Bad day
Je crois l’avoir déjà raconté, mais, parfois, sans s’en rendre compte, on induit, on déduit, on comprend l’incompréhensible, ressent l’inaccessible. Surtout quand on enchaîne une nouvelle gade avant un mariage entre amis.
Mon service, d’habitude léger, s’est durci depuis quinze jours : deux ados à gérer depuis leur chute.

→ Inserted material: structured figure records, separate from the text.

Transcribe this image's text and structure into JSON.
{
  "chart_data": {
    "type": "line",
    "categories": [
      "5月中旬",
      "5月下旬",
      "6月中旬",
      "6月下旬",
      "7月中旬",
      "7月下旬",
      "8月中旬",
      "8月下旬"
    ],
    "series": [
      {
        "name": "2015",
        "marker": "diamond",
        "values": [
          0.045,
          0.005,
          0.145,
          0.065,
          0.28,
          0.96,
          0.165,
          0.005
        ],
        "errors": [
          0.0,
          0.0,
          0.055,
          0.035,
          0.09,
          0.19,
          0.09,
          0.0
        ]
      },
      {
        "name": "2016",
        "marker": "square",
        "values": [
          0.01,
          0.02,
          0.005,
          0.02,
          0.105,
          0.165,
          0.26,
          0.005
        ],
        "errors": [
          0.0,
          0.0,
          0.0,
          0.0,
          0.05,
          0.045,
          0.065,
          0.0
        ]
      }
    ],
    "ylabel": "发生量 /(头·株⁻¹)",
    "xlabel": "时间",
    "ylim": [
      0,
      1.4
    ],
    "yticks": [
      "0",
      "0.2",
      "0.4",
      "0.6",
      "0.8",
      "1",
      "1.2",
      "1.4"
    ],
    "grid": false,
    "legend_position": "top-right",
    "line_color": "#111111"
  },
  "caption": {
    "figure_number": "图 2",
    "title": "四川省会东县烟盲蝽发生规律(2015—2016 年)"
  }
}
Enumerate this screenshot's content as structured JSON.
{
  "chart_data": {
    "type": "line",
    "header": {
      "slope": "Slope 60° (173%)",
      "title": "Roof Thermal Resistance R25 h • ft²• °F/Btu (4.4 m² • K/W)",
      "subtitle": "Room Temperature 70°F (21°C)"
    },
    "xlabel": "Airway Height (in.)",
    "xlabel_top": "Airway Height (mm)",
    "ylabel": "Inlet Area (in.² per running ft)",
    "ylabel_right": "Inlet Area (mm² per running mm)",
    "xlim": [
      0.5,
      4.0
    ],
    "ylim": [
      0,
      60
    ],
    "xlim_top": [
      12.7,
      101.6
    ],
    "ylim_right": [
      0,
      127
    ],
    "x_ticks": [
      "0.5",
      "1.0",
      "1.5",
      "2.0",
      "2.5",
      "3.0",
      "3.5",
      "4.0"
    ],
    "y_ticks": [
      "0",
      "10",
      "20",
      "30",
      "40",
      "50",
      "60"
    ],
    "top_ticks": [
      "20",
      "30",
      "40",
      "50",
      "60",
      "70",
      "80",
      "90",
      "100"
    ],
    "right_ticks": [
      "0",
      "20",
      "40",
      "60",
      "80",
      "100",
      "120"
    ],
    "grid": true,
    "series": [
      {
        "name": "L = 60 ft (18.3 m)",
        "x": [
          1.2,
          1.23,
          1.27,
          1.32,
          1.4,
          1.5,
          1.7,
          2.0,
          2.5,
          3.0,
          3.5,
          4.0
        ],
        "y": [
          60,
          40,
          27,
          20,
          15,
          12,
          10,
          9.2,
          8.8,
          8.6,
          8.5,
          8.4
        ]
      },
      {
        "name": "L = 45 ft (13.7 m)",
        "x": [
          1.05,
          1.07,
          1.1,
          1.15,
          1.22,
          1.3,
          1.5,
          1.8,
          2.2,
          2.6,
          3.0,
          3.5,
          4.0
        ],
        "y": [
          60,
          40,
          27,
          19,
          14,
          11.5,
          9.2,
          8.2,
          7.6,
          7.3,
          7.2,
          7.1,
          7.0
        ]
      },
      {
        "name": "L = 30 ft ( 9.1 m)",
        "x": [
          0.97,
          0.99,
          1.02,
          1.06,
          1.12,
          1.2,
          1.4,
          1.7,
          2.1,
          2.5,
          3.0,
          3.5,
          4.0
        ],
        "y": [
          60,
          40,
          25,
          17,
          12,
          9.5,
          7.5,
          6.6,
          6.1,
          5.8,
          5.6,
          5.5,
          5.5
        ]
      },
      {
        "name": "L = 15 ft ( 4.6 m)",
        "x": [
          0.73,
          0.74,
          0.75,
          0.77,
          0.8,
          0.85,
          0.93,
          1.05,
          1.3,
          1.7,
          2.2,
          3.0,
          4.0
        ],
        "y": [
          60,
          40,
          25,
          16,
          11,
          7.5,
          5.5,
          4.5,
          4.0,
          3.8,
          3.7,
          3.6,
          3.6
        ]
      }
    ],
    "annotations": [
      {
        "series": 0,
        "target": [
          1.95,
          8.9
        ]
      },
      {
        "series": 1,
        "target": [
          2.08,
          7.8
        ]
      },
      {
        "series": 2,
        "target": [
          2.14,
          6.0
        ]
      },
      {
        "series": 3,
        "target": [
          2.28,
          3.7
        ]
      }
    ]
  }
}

Tétraplégie, vessie neurologique, dérivation cutanée continente, crise anxieuse, agitation, dépression, fièvre sans raison : tous les sentiments adultes dans un corps meurtri fusent à mon entrée dans leurs chambres.
Des familles trop présentes pour des malades qui ne le sont pas assez.
Des pédés à profusion à soigner, dont les pathologies tournent autour de la prostate, des testicules, de bourses trop grosses, trop fripées, trop pendantes...
Des célébrités à sonder, et donc des ennuis en perspective. Les patrons et l’armada des conseils professoraux fusent sur mon portable-bip, au point de ne plus comprendre la prise en charge thérapeutique optimale. Pour le malade. Pour ma carrière.
Et depuis le début, ce sentiment, cette sensation, cette odeur....
Je l’ai sondé à 21H, son état était instable, il est décédé ce matin.
Un autre l’a suivi dans la journée, je m’y attendais, la famille déchirée par des querelles de succession n’a pu s’empêcher de se déchirer dans le couloir.
Et le troisième en début de soirée. De l’âge de mon père. J’ai mal géré son angoisse, sa douleur. J’ai mal géré sa fille, sa femme et ses deux fils. Je ne savais que dire, que faire. J’ai augmenté les doses de morphine. Sans succès.
Dans Grey’s Anatomy, le chiffre est de 7.
Moi, il restera bloqué à 3.
Etre interne en chirurgie, ce n’est pas être encore un chirurgien. C’est gérer ce que les vrais chirurgiens ne souhaitent plus faire.
Heureusement, il y a S et son poster.
Et Fred Belaubre dont la vie ressemble à la mienne. Le sport et le sourire en moins.